RFP after RFP: art installations, museum exhibitions, media facades, public art. Work that's technically superfluous. Try selling a client on a $2M interactive sculptural tree that whispers languages of the world to you when they're not even sure they need it.
So I learned to make the work undeniable. Rhino and Grasshopper into Unreal renders. VR pitches so immersive that clients could stand inside the concept before it existed. Win rate went from 30% to 80%.
Over the next decade, I designed, programmed, and secured funding for multi-million dollar projects: permanent installations, public artwork integrations, archimedia facades, museum shows, art fairs. Fusing tasteful art with modern technological interaction, at architectural scale.

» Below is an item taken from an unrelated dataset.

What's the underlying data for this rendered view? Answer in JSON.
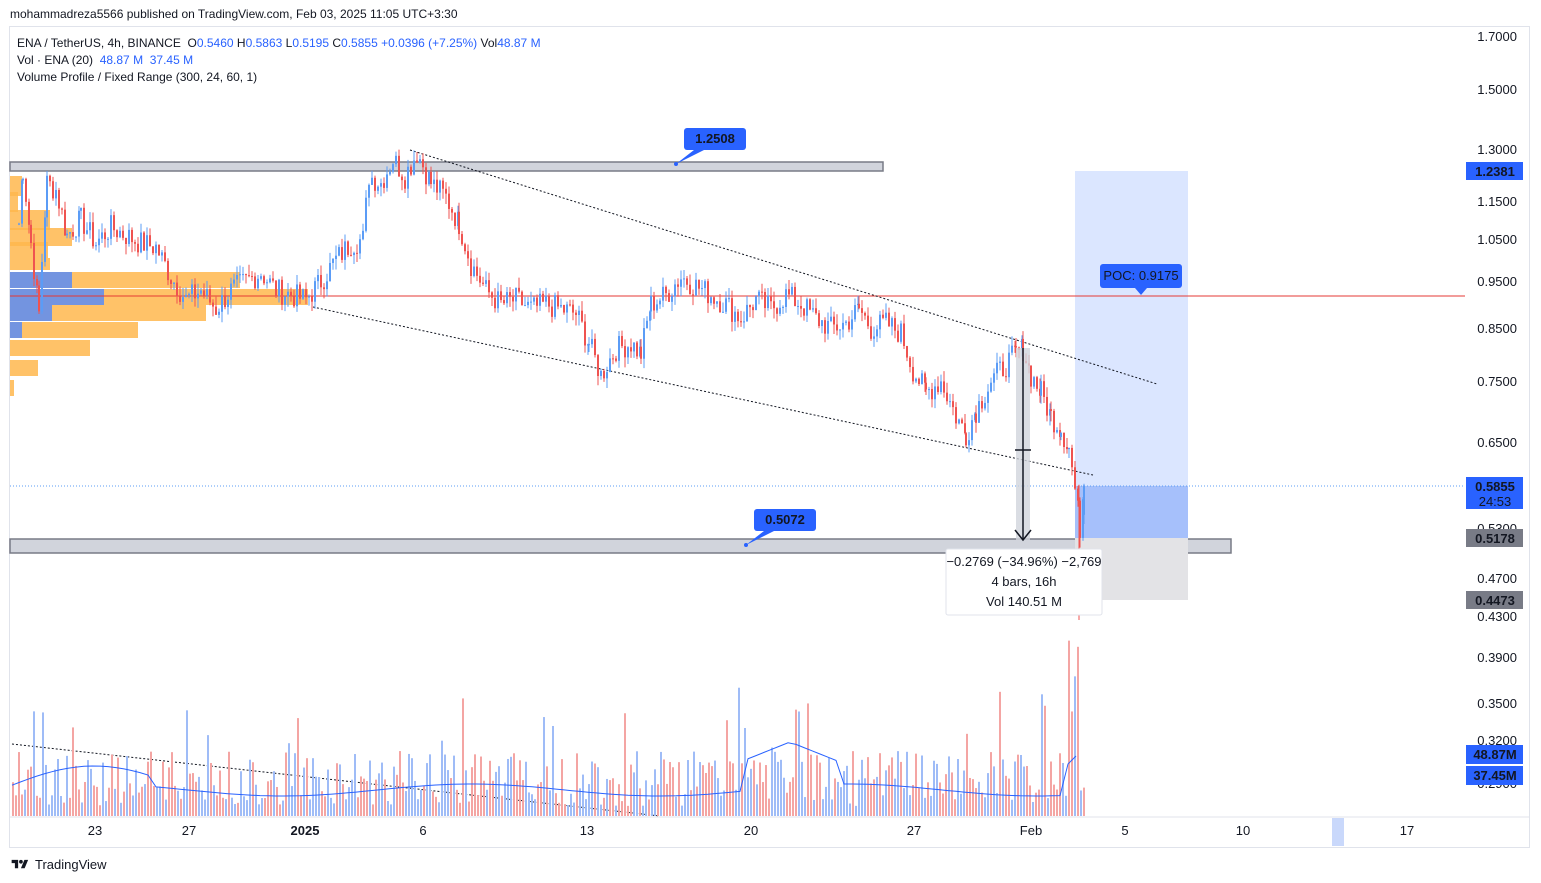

Then I started my own XR design studio and learned sales the hard way. Positioning. Qualifying leads. Following up without being annoying. The stuff no one teaches creatives, and the reason so many talented designers lose to mediocre ones with sharper pitches.
Here's what I believe: designers shouldn't have to compete on price. You're not a vendor. The work has value. But if you can't communicate that value, someone worse than you will take the project.
I write about running a profitable creative practice: positioning, sales, finding clients who pay what you're worth. I operate across product and experience design with an emphasis on simple, beautiful experiences that feel modern, elegant, and joyful.
And I'm building Foveate to fix the broken way design firms sell their work.